The school district had a man that inspected every fire extinguisher in the district every year. Each one was emptied and recharged every five years. He was glad to let my students empty them for him!

*Jei'son* I used to do the steel wool 9v battery demonstration for my students when I taught them about the different types of fires. Most extinguisher are ABC. Metal is a D class. It was a real eye opener for the kids.


----------



## BlankMan (Mar 21, 2009)

Bill, I wasn't aware of a D class, so my ABC's won't put out a fire of that type? Like steel wool? Not that I'm planing on having one but would be good to know.
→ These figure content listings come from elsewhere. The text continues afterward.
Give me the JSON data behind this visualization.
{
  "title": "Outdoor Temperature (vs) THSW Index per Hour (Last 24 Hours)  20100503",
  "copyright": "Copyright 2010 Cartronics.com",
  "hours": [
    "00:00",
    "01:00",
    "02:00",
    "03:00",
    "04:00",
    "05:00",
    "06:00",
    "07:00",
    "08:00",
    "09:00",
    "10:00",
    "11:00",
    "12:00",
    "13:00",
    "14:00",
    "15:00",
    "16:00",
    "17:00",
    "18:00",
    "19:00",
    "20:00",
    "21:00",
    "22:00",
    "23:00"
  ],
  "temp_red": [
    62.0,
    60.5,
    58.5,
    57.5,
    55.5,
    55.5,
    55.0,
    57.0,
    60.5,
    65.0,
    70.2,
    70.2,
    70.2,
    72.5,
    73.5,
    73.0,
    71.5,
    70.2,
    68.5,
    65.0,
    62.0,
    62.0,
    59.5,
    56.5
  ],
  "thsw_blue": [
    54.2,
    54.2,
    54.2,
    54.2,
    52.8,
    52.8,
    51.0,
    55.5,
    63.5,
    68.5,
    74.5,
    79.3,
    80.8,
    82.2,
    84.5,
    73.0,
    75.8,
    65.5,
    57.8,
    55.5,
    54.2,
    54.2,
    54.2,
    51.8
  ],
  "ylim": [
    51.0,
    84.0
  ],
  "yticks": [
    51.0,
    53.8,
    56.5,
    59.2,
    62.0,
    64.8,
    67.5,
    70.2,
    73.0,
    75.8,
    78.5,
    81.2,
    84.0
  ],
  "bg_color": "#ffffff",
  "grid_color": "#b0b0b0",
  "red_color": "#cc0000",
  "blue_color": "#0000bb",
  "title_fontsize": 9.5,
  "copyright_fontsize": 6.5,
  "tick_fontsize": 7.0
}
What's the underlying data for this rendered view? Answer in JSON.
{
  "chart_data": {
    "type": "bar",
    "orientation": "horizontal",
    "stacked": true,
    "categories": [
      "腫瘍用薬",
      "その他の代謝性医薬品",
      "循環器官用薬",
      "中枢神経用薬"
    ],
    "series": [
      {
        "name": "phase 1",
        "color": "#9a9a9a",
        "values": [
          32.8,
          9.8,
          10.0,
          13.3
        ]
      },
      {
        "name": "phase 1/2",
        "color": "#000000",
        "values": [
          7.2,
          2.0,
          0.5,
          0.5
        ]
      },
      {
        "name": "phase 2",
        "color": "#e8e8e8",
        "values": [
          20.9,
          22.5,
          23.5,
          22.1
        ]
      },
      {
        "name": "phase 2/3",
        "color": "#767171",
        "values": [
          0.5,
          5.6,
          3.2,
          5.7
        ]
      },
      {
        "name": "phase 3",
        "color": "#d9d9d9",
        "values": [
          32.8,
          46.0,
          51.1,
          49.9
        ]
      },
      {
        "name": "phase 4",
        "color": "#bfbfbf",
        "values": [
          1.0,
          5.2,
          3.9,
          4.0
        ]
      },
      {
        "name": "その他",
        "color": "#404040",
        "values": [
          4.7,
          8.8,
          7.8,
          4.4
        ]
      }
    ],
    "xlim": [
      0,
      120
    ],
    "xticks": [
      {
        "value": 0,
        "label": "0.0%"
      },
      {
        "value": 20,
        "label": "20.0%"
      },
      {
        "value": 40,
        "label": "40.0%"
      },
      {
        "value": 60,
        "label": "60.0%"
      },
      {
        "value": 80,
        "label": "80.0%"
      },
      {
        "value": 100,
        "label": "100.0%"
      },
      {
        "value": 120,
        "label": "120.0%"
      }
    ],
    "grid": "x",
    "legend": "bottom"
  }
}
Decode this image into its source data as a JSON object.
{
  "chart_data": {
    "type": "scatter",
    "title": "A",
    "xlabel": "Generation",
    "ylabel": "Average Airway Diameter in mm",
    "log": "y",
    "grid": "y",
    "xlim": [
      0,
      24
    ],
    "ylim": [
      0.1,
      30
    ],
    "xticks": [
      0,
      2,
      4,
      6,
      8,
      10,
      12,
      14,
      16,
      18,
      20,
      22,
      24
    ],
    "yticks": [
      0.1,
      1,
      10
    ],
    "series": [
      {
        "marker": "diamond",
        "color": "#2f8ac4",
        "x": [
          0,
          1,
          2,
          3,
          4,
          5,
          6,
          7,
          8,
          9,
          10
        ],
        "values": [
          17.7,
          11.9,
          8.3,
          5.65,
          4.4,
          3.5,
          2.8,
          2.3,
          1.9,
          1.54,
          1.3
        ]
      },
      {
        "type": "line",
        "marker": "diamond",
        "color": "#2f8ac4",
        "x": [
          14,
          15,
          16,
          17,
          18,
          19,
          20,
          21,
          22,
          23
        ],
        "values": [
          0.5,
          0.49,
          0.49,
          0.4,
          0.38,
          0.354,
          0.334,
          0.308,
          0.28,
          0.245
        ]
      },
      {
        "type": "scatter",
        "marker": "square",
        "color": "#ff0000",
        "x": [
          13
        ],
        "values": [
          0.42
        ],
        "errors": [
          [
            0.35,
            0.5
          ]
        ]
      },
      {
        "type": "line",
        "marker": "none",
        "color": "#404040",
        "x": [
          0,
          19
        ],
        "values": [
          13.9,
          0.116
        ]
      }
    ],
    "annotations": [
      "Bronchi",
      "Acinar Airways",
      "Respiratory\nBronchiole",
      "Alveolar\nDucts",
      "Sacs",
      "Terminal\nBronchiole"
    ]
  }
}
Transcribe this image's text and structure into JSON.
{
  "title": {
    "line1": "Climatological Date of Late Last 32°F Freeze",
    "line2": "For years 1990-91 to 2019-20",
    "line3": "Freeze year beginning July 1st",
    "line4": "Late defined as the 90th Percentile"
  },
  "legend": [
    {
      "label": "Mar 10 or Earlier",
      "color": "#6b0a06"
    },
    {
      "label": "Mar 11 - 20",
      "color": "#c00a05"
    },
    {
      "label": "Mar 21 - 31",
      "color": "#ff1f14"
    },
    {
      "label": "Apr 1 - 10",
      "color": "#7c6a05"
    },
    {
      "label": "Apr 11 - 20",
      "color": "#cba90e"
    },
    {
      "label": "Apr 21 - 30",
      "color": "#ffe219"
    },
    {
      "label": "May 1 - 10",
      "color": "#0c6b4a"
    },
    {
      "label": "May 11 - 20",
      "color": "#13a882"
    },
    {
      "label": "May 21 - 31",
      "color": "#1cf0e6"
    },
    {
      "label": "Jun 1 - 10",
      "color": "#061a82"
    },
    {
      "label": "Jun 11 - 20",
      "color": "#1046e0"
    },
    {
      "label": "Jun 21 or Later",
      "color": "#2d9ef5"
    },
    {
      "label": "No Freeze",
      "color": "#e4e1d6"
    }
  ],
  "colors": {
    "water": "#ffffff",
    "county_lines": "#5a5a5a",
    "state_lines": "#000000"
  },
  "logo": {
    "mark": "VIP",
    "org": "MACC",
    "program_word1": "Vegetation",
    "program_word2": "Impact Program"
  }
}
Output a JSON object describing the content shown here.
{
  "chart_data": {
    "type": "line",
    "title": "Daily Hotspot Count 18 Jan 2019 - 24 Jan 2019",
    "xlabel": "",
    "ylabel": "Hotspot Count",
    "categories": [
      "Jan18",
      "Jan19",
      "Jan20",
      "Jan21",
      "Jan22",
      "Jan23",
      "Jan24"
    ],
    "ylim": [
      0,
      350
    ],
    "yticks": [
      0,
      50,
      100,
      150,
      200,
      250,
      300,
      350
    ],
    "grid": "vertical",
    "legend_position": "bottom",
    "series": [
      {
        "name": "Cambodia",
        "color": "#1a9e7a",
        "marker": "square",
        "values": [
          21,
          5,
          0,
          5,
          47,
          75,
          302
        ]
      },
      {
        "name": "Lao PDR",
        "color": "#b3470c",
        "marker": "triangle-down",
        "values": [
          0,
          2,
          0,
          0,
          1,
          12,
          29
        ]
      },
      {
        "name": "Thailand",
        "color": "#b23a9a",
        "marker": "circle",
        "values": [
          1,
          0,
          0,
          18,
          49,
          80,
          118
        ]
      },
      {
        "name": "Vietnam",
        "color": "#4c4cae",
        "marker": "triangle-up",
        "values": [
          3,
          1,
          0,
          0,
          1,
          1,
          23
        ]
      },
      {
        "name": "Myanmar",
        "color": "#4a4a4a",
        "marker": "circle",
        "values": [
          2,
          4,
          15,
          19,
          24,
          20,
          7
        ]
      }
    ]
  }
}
And here's something that I haven't quite understood, tools made of magnesium. Back in chemistry class magnesium lit easily and burned like a banshee, hot and fast. So I'm thinking, hate to have a router like that go up in my hands, but obviously it must be an alloy of some sort that won't do that. I hope.


----------



## Pimzedd (Jan 22, 2007)

Curt,your ABC will not put out a class D fire, might make it worse. D class is metals that will burn. Takes a special extinguisher that uses dry powder not to be confused with dry chemical which is what most ABC extinguishers use.

Yes magnesium will burn. So will lithium. We are starting to have those in our shops. However, to start such a fire typically takes metal shavings or fines. I guess as long as you don't start grinding down your router housing, you will be ok.

Had a friend that had a job sawing magnesium on a bandsaw for an aircraft parts manufacturer. The magnesium shavings caught fire which spread to he block he was sawing. They did not have a D class fire extinguisher. The magnesium burned through the bandsaw all the way to the floor before the fire dept. arrived.


----------



## BlankMan (Mar 21, 2009)

Bill I've seen video's of lithium battery packs going up, like a roman candle, not pretty.


----------



## russv (Sep 21, 2009)

a class D fire extinguisher can't be used on anything else and is not combined with any other class extinguisher. if you want to buy a class D extinguisher hold on to your wallet. they run about 7 to 10 times as much as any other type. i figure if i get a metal fire going in the shop, i'll just get the mashmellows out and take advantage of the fire. not much else i can do.

russv


----------



## TopamaxSurvivor (May 2, 2008)

When I was a volunteer fireman, I was putting out a garage fire. There was a hot spot in the attic. Everytime I squirted it with the inch and a half, it would flame up. None of the other guys knew anything about that end of the peridoc chart of the elements or metals burning. I told them we would have to take that block of metal outside away from the water we were using )


----------



## BlankMan (Mar 21, 2009)

Thanks russv, so much for thinking about getting one just to be safe, and that now sure explains why I've seen bags of mashmellows in peoples shops instead.

Topa I didn't realize that either till now but it certainly makes sense. Thought a fire extinguisher was a fire extinguisher, I knew about the ABC rating but thought that covered everything.


----------